Sebelum dimulainya puncak acara Ngerebong, masyarakat sudah datang dan memenuhi area acara dan akan sembahyang di Pura Pentilan.

Baca Juga: Desa Trunyan dan Tradisi 11 Abad Masyarakat Bali Asli

Area acara dipenuhi dengan beberapa suguhan seperti alunan musik tradisional, bunga-bungaan dalam tempayan cantik, serta penjor-penjor yang menjulang tinggi.

Upacara Pengerebongan dilakukan sejak pagi pada Redite Pon Wuku Medangsia dan upacara tabuh rah.

Tujuannya untuk membangkitkan guna rajah untuk disomia agar patuh dengan arah guna sattwam.

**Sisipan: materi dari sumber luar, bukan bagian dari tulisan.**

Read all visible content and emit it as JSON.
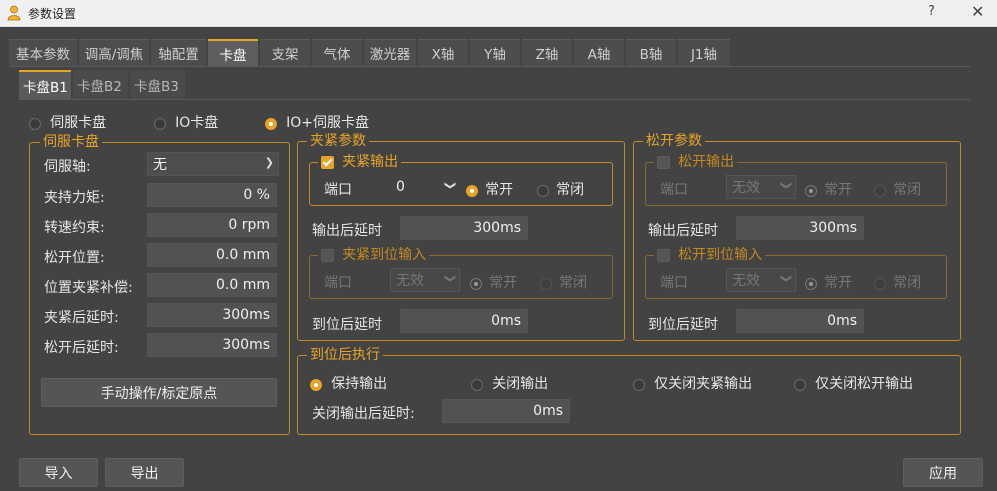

Baca Juga: Magedong-gedongan, Upacara Penyucian Pertama Bayi dalam Ajaran Hindu Bali

Hal ini membuat guna rajah bersifat positif, dan memberi semangat untuk menghadapi gejolak kehidupan.

Kemudian masyarakat mengarak barong menuju Pura Pengerebongan, namun sebelumnya dilakukan penyucian di Pura Musen terlebih dahulu.

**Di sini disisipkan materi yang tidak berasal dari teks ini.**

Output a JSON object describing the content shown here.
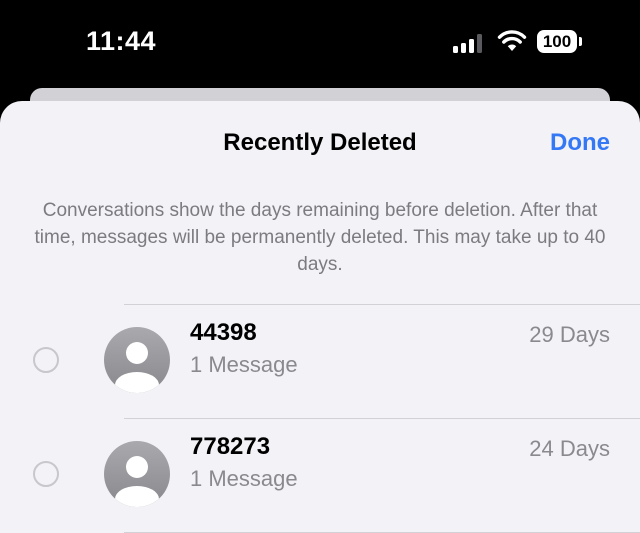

Diawali dengan upacara Nyajan dan Nuwur, untuk memohon kekuatan suci Bhatara-Bhatari agar turun melalui pradasar-nya dari para umat melalui para manca dan prasanak pangerob.

Baca Juga: Makna Perayaan Hari Sugihan Jawa dan Sugihan Bali bagi Umat Hindu Menurut Lontar Sundarigama

Kemudian semua Barong dan pepatih keluar dari Kori Agung kemudian mengesahkan keinginan sebanyak tiga kali dengan cara prasavia.

Saat melakukan prasawia para pepatih melakukan ngunying atau yang dipakai ngurek keris tajam mengarahkan, dan dada para pepatih tidak terluka ngurek.

Setelah upacara prasawia semua kembali ke Gedong Agung dengan upacara Pengeluwuran, kemudian dilanjutkan upacara Maider Bhuwana Bhatara-Bhatari.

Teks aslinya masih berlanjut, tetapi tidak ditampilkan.